En mission à l’étranger, les militaires belges risquent leur vie. Blessés, ils sont souvent soignés sur place par les équipes médicales qui les accompagnent. Il arrive cependant que les soucis rencontrés sur les zones de conflit forcent certains à rentrer à la maison. On appelle cela les évacuations sanitaires. Nos militaires en ont connu 89 jusqu’à la fin novembre 2017. C’était déjà plus qu’en 2016 où l’on en dénombrait alors 67.

Des rapatriements de soldats qui, dans la moitié des cas (54 %) sont motivés par des pathologies d’ordre orthopédique (jambes cassées, etc.). D’autres causes expliquent également ces évacuations, comme les problèmes psychologiques. Ils étaient responsables de 5 % des retours à la maison en 2017. Notons que les soucis ORL étaient à l’origine de 9 % des rapatriements de soldats belges en 2017.

Des soldats évacués dans l’urgence, qui, pour la plupart, se trouvaient en opération ou en exercice au sein même de l’Europe. En ce qui concerne les secteurs les plus touchés, c’est la composante Terre qui a vu le plus d’hommes rentrer à domicile l’an dernier, suivie de la composante Navale, de la composante Médicale et enfin de la composante Air.

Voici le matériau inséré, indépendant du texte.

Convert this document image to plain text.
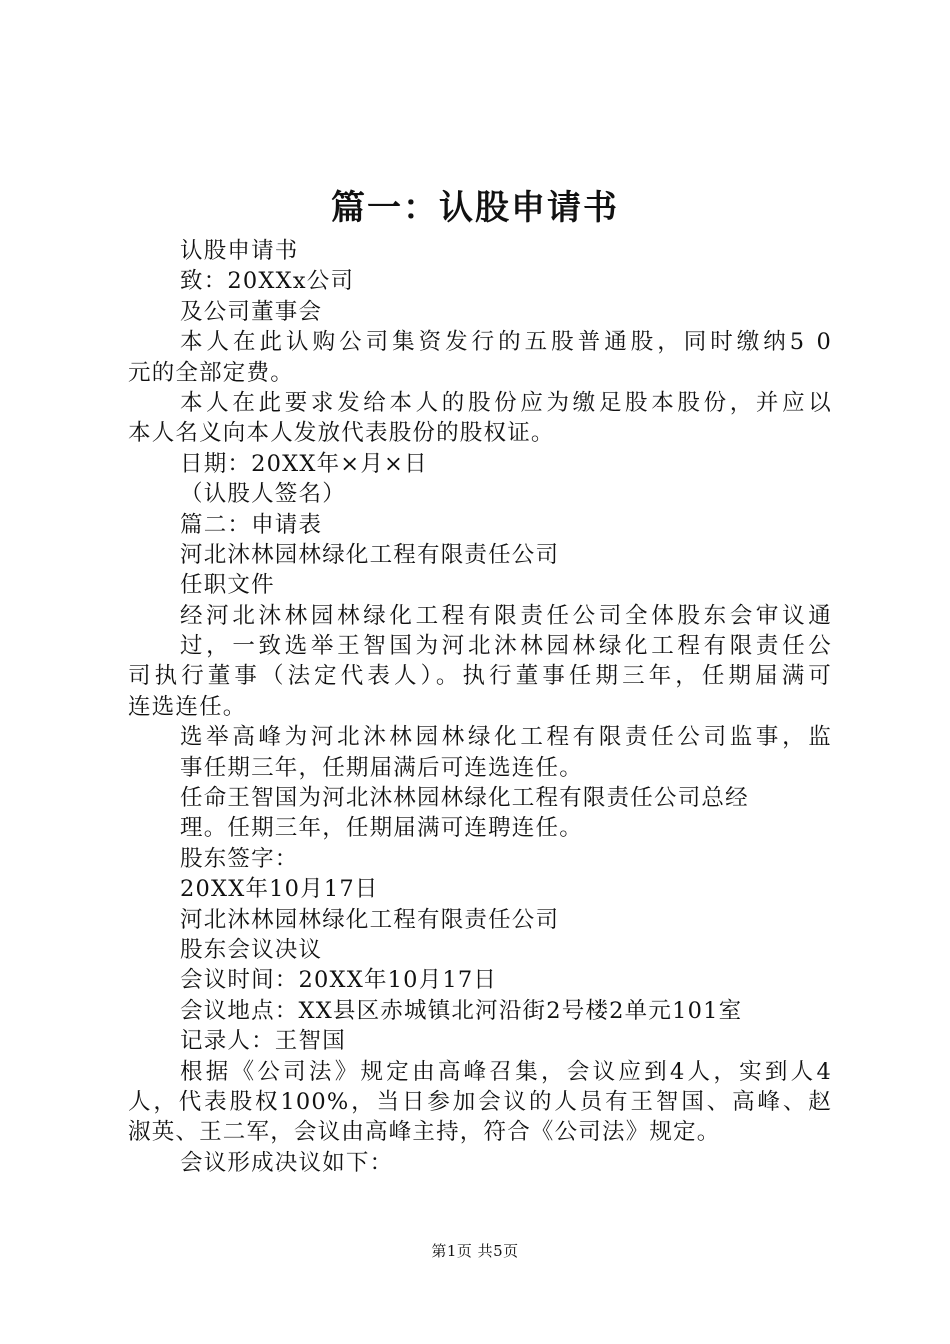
篇一：认股申请书
认股申请书
致：20XXx公司
及公司董事会
本人在此认购公司集资发行的五股普通股，同时缴纳5 0
元的全部定费。
本人在此要求发给本人的股份应为缴足股本股份，并应以
本人名义向本人发放代表股份的股权证。
日期：20XX年×月×日
（认股人签名）
篇二：申请表
河北沐林园林绿化工程有限责任公司
任职文件
经河北沐林园林绿化工程有限责任公司全体股东会审议通
过，一致选举王智国为河北沐林园林绿化工程有限责任公
司执行董事（法定代表人）。执行董事任期三年，任期届满可
连选连任。
选举高峰为河北沐林园林绿化工程有限责任公司监事，监
事任期三年，任期届满后可连选连任。
任命王智国为河北沐林园林绿化工程有限责任公司总经
理。任期三年，任期届满可连聘连任。
股东签字：
20XX年10月17日
河北沐林园林绿化工程有限责任公司
股东会议决议
会议时间：20XX年10月17日
会议地点：XX县区赤城镇北河沿街2号楼2单元101室
记录人：王智国
根据《公司法》规定由高峰召集，会议应到4人，实到人4
人，代表股权100%，当日参加会议的人员有王智国、高峰、赵
淑英、王二军，会议由高峰主持，符合《公司法》规定。
会议形成决议如下：
第1页 共5页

"Des manœuvres Iron Wolf en Lituanie, aux actuelles opérations d’entraînement de troupes menées au Mali (European Union Training Mission), en passant par notre engagement en Afghanistan, les forces armées sont mobilisées partout dans le monde avec un haut niveau de professionnalisme. Malgré tout, des accidents et des maladies peuvent survenir, avec des évacuations sanitaires en fonction de la gravité des situations", commente le député fédéral Gautier Calomne (MR), à qui ces chiffres ont été fournis par le ministre de la Défense qui l’a rassuré sur le faible coût de ces rapatriements, organisés le plus souvent via des vols militaires déjà planifiés.